A press release sent from District Attorney Rosemary Lehmberg’s desk notes that the officers “asked him repeatedly” to exit his truck and shut his door when Zoss and Mayo tried to open it. It adds that the Travis County Medical Examiner’s Office "found that Sullivan died as the result of complications of blunt force trauma with a significant factor of ankylosing spondylitis, a pre-existing inflammatory disease that causes vertebra to fuse together, limiting or preventing spinal flexibility." – C.H.

• White-Out: As Confederate flags come tumbling down, and calls to remove statues of slavery-supporting leaders take hold, renewed focus has turned to Texas social studies textbooks. The controversial books – which hit public schools next month – underwent jaw-dropping historical revisions by a majority uber-conservative State Board of Education in 2010. Hoping to tilt "liberal" academia closer to the right, the 15-member board grossly downplayed slavery and segregation while propping up biblical principles and religious influences on the nation’s founding. For instance, "states' right" are listed before slavery as causes of the Civil War, while the Ku Klux Klan and the Jim Crow laws never appear during or after Reconstruction; additionally, racial segregation is only briefly mentioned. And students are required to read president of the Confederacy Jefferson Davis' inaugural speech (no mention of slavery) but not the speech by Vice President Alexander Stephens, who attributed the impetus to the the Civil War with the wish to maintain slavery.

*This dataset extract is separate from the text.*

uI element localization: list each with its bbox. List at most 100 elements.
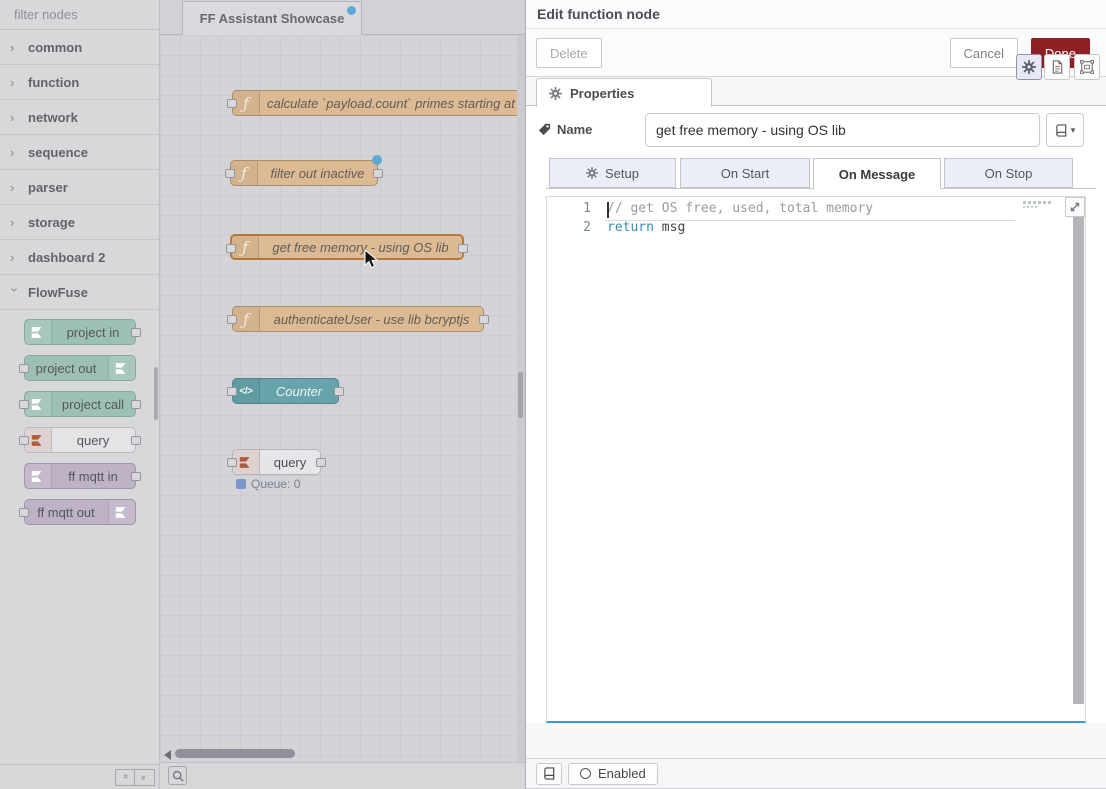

Dan Quinn with education watchdog Texas Freedom Network says it's doubtful the SBOE will revisit the issue at this point but hopes that the current climate will lead teachers to more closely examine what they teach when it comes to Civil War and its causes. "It's little wonder that our society is still fighting about the Confederate flag and statues and memorials honoring the Confederacy 150 years after the Civil War ended," Quinn tells the Chronicle. "Generations of schoolchildren have been taught that the Confederacy fought for a noble cause like 'states' rights' when, in fact, Confederate leaders at the time and historians today have made clear that the southern states seceded and went to war to protect white supremacy and the institution of slavery.

"Unfortunately, the new history textbooks going into public school classrooms in Texas this fall perpetuate that 'states' rights' myth," Quinn continues. "And that's largely because politicians on the State Board of Education insisted that publishers do so." – Mary Tuma

Justice, Waco-style: Concerns about prosecutions over the May 17 gunfight involving bikers and police in Waco grow (see "Waco Motorcycle Shooting Fallout," May 22), with the announcement that Waco PD Detective James Head will be foreman of the grand jury considering charges against 177 people arrested at the scene.

Head has done little to alleviate fears of a conflict of interest: When asked by the Waco Herald-Tribune if he was involved in the investigation, he replied "not really" and referred all other questions to the Waco city attorney. In a statement to CNN, Judge Ralph Strother, who selected Head as foreman, said "Who would know the law better than an officer?"

Clinton Broden, attorney for one of the arrested bikers, is less convinced of Head's fairness. He wrote a letter to the court, comparing Head's appointment to the episode of I Love Lucy in "which the same police officer who stopped Ricky for speeding in a small Southern town was also the judge and jury at his trial on the speeding ticket."

The initial law enforcement narrative – that the shooting was a fight between the Cossacks and Los Bandidos motorcycle clubs – has come under increasing criticism, exacerbated by the slow release of autopsy and ballistic reports. Concerns grew with last week's court ruling to withhold security footage from the Twin Peaks restaurant parking lot where the shootings occurred from everyone but the prosecution and defense attorneys. Broden's law firm responded to the restriction by posting online footage of the incident from cameras at the neighboring Don Carlos Mexican Restaurant. – Richard Whittaker


This story has been updated to correctly note David Lepine’s age.